Below we train the model on our dataset. It resembles the typical training functions we have seen so far.

In [11]:
def train_graph_classifier(model_name, **model_kwargs):
    pl.seed_everything(42)
    
    # Create a PyTorch Lightning trainer with the generation callback
    root_dir = os.path.join(CHECKPOINT_PATH, "GraphLevel" + model_name)
    os.makedirs(root_dir, exist_ok=True)
    trainer = pl.Trainer(default_root_dir=root_dir,
                         callbacks=[ModelCheckpoint(save_weights_only=True, mode="max", monitor="val_acc")],
                         gpus=1 if str(device).startswith("cuda") else 0,
                         max_epochs=500,
                         progress_bar_refresh_rate=0)
    trainer.logger._default_hp_metric = None # Optional logging argument that we don't need

    # Check whether pretrained model exists. If yes, load it and skip training
    pretrained_filename = os.path.join(CHECKPOINT_PATH, "GraphLevel%s.ckpt" % model_name)
    if os.path.isfile(pretrained_filename):
        print("Found pretrained model, loading...")
        model = GraphLevelGNN.load_from_checkpoint(pretrained_filename)
    else:
        pl.seed_everything(42)
        model = GraphLevelGNN(c_in=tu_dataset.num_node_features, 
                              c_out=1 if tu_dataset.num_classes==2 else tu_dataset.num_classes, 
                              **model_kwargs)
        trainer.fit(model, graph_train_loader, graph_val_loader)
        model = GraphLevelGNN.load_from_checkpoint(trainer.checkpoint_callback.best_model_path)
    # Test best model on validation and test set
    train_result = trainer.test(model, test_dataloaders=graph_train_loader, verbose=False)
    test_result = trainer.test(model, test_dataloaders=graph_test_loader, verbose=False)
    result = {"test": test_result[0]['test_acc'], "train": train_result[0]['test_acc']} 
    return model, result

Finally, let's perform the training and testing. Feel free to experiment with different GNN layers, hyperparameters, etc.

In [12]:
gnn_layer_by_name = {
    "GCN": geom_nn.GCNConv,
    "GAT": geom_nn.GATConv,
    "GraphConv": geom_nn.GraphConv
}

In [None]:
model, result = train_graph_classifier(model_name="GraphConv", 
                                       c_hidden=256, 
                                       layer_name="GraphConv", 
                                       num_layers=3, 
                                       dp_rate_linear=0.5,
                                       dp_rate=0.0)

Global seed set to 42
GPU available: False, used: False
TPU available: False, using: 0 TPU cores
Global seed set to 42

  | Name        | Type              | Params
--------------------------------------------------
0 | model       | GraphGNNModel     | 266 K 
1 | loss_module | BCEWithLogitsLoss | 0     
--------------------------------------------------
266 K     Trainable params
0         Non-trainable params
266 K     Total params
1.067     Total estimated model params size (MB)
Global seed set to 42


In [None]:
print("Train performance: %4.2f%%" % (100.0*result['train']))
print("Test performance:  %4.2f%%" % (100.0*result['test']))

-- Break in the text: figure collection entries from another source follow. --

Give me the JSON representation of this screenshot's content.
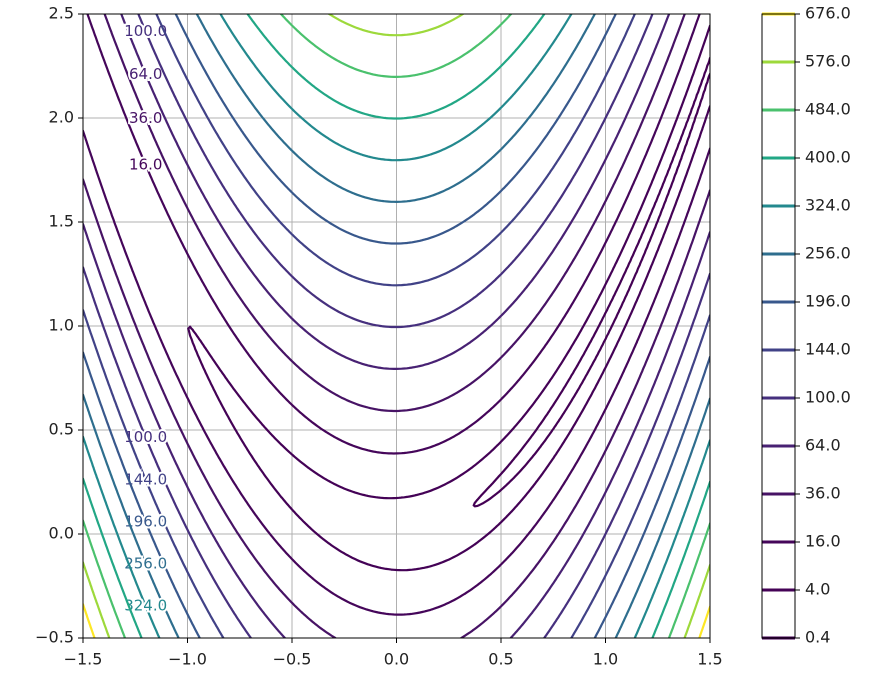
{
  "chart_data": {
    "type": "contour",
    "levels": [
      {
        "value": 0.4,
        "label": "0.4"
      },
      {
        "value": 4,
        "label": "4.0"
      },
      {
        "value": 16,
        "label": "16.0"
      },
      {
        "value": 36,
        "label": "36.0"
      },
      {
        "value": 64,
        "label": "64.0"
      },
      {
        "value": 100,
        "label": "100.0"
      },
      {
        "value": 144,
        "label": "144.0"
      },
      {
        "value": 196,
        "label": "196.0"
      },
      {
        "value": 256,
        "label": "256.0"
      },
      {
        "value": 324,
        "label": "324.0"
      },
      {
        "value": 400,
        "label": "400.0"
      },
      {
        "value": 484,
        "label": "484.0"
      },
      {
        "value": 576,
        "label": "576.0"
      },
      {
        "value": 676,
        "label": "676.0"
      }
    ],
    "colors": [
      "#440154",
      "#440256",
      "#45065a",
      "#471365",
      "#482173",
      "#46307e",
      "#414287",
      "#38588c",
      "#2e6e8e",
      "#23898e",
      "#22a785",
      "#4ac16d",
      "#9dd93b",
      "#fde725"
    ],
    "xlim": [
      -1.5,
      1.5
    ],
    "ylim": [
      -0.5,
      2.5
    ],
    "xticks": [
      {
        "value": -1.5,
        "label": "−1.5"
      },
      {
        "value": -1.0,
        "label": "−1.0"
      },
      {
        "value": -0.5,
        "label": "−0.5"
      },
      {
        "value": 0.0,
        "label": "0.0"
      },
      {
        "value": 0.5,
        "label": "0.5"
      },
      {
        "value": 1.0,
        "label": "1.0"
      },
      {
        "value": 1.5,
        "label": "1.5"
      }
    ],
    "yticks": [
      {
        "value": -0.5,
        "label": "−0.5"
      },
      {
        "value": 0.0,
        "label": "0.0"
      },
      {
        "value": 0.5,
        "label": "0.5"
      },
      {
        "value": 1.0,
        "label": "1.0"
      },
      {
        "value": 1.5,
        "label": "1.5"
      },
      {
        "value": 2.0,
        "label": "2.0"
      },
      {
        "value": 2.5,
        "label": "2.5"
      }
    ],
    "grid": true
  }
}
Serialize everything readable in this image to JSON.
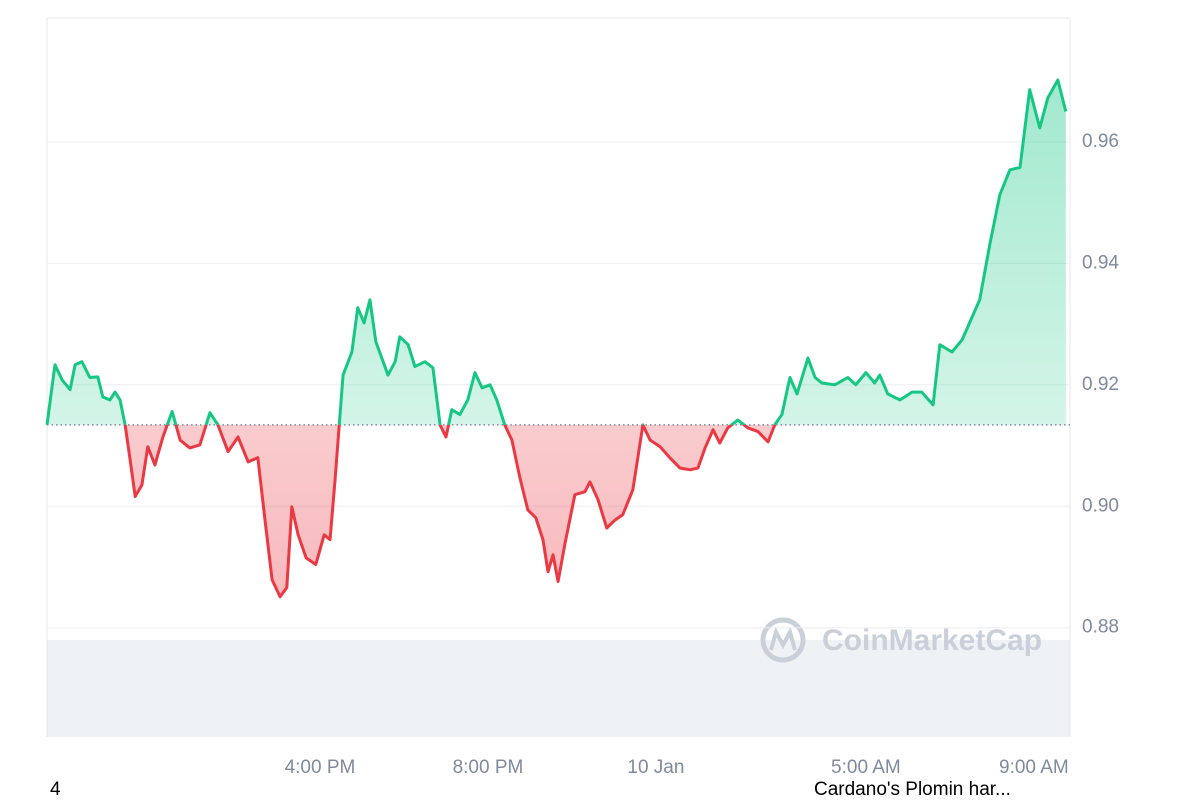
{
  "chart_data": {
    "type": "line",
    "x": [
      9.5,
      9.69,
      9.86,
      10.05,
      10.17,
      10.33,
      10.52,
      10.71,
      10.83,
      11.0,
      11.12,
      11.24,
      11.36,
      11.48,
      11.6,
      11.76,
      11.9,
      12.07,
      12.26,
      12.48,
      12.67,
      12.9,
      13.14,
      13.38,
      13.57,
      13.81,
      14.05,
      14.29,
      14.52,
      14.69,
      14.86,
      15.05,
      15.21,
      15.33,
      15.48,
      15.67,
      15.9,
      16.1,
      16.24,
      16.36,
      16.55,
      16.76,
      16.9,
      17.05,
      17.19,
      17.33,
      17.62,
      17.79,
      17.9,
      18.1,
      18.26,
      18.5,
      18.69,
      18.86,
      19.0,
      19.14,
      19.33,
      19.52,
      19.69,
      19.86,
      20.05,
      20.21,
      20.4,
      20.57,
      20.76,
      20.95,
      21.14,
      21.31,
      21.43,
      21.55,
      21.67,
      21.83,
      22.07,
      22.31,
      22.43,
      22.62,
      22.83,
      23.02,
      23.21,
      23.45,
      23.69,
      23.86,
      24.1,
      24.33,
      24.57,
      24.81,
      25.0,
      25.17,
      25.36,
      25.52,
      25.71,
      25.95,
      26.19,
      26.43,
      26.67,
      26.83,
      27.0,
      27.19,
      27.36,
      27.62,
      27.79,
      27.95,
      28.26,
      28.57,
      28.76,
      29.0,
      29.21,
      29.33,
      29.52,
      29.81,
      30.1,
      30.33,
      30.6,
      30.76,
      31.05,
      31.29,
      31.52,
      31.71,
      31.95,
      32.19,
      32.43,
      32.67,
      32.9,
      33.14,
      33.33,
      33.57,
      33.76
    ],
    "series": [
      {
        "values": [
          0.9134,
          0.9233,
          0.9208,
          0.9192,
          0.9233,
          0.9238,
          0.9212,
          0.9213,
          0.918,
          0.9175,
          0.9188,
          0.9175,
          0.9134,
          0.9076,
          0.9016,
          0.9035,
          0.9098,
          0.9068,
          0.9114,
          0.9156,
          0.9109,
          0.9096,
          0.9101,
          0.9154,
          0.9134,
          0.909,
          0.9114,
          0.9073,
          0.908,
          0.8978,
          0.8879,
          0.8851,
          0.8866,
          0.8999,
          0.8953,
          0.8915,
          0.8904,
          0.8953,
          0.8945,
          0.9044,
          0.9216,
          0.9254,
          0.9327,
          0.9302,
          0.934,
          0.9271,
          0.9216,
          0.9238,
          0.9279,
          0.9266,
          0.923,
          0.9238,
          0.9228,
          0.9134,
          0.9114,
          0.9159,
          0.9151,
          0.9175,
          0.922,
          0.9195,
          0.92,
          0.9175,
          0.9134,
          0.9109,
          0.9047,
          0.8994,
          0.8981,
          0.8945,
          0.8892,
          0.892,
          0.8876,
          0.8937,
          0.9019,
          0.9024,
          0.904,
          0.9011,
          0.8964,
          0.8977,
          0.8986,
          0.9027,
          0.9134,
          0.9109,
          0.9098,
          0.908,
          0.9063,
          0.906,
          0.9063,
          0.9096,
          0.9126,
          0.9104,
          0.9129,
          0.9142,
          0.9129,
          0.9123,
          0.9106,
          0.9134,
          0.9151,
          0.9212,
          0.9185,
          0.9244,
          0.9212,
          0.9203,
          0.92,
          0.9212,
          0.92,
          0.922,
          0.9203,
          0.9216,
          0.9185,
          0.9175,
          0.9188,
          0.9188,
          0.9167,
          0.9266,
          0.9254,
          0.9274,
          0.931,
          0.934,
          0.9431,
          0.9513,
          0.9554,
          0.9558,
          0.9686,
          0.9623,
          0.9672,
          0.9702,
          0.965
        ]
      }
    ],
    "baseline": 0.9134,
    "up_color": "#16c784",
    "down_color": "#ea3943",
    "xlim": [
      9.5,
      33.86
    ],
    "xticks": [
      {
        "value": 16,
        "label": "4:00 PM"
      },
      {
        "value": 20,
        "label": "8:00 PM"
      },
      {
        "value": 24,
        "label": "10 Jan"
      },
      {
        "value": 29,
        "label": "5:00 AM"
      },
      {
        "value": 33,
        "label": "9:00 AM"
      }
    ],
    "ylim": [
      0.862,
      0.9804
    ],
    "yticks": [
      0.88,
      {
        "value": 0.9,
        "label": "0.90"
      },
      0.92,
      0.94,
      0.96
    ],
    "grid": true,
    "watermark": "CoinMarketCap"
  },
  "footer": {
    "left": "4",
    "right": "Cardano's Plomin har..."
  }
}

The test performance shows that we obtain quite good scores on an unseen part of the dataset. It should be noted that as we have been using the test set for validation as well, we might have overfitted slightly to this set. Nevertheless, the experiment shows us that GNNs can be indeed powerful to predict the properties of graphs and/or molecules.

## Conclusion

In this tutorial, we have seen the application of neural networks to graph structures. We looked at how a graph can be represented (adjacency matrix or edge list), and discussed the implementation of common graph layers: GCN and GAT. The implementations showed the practical side of the layers, which is often easier than the theory. Finally, we experimented with a graph-level task.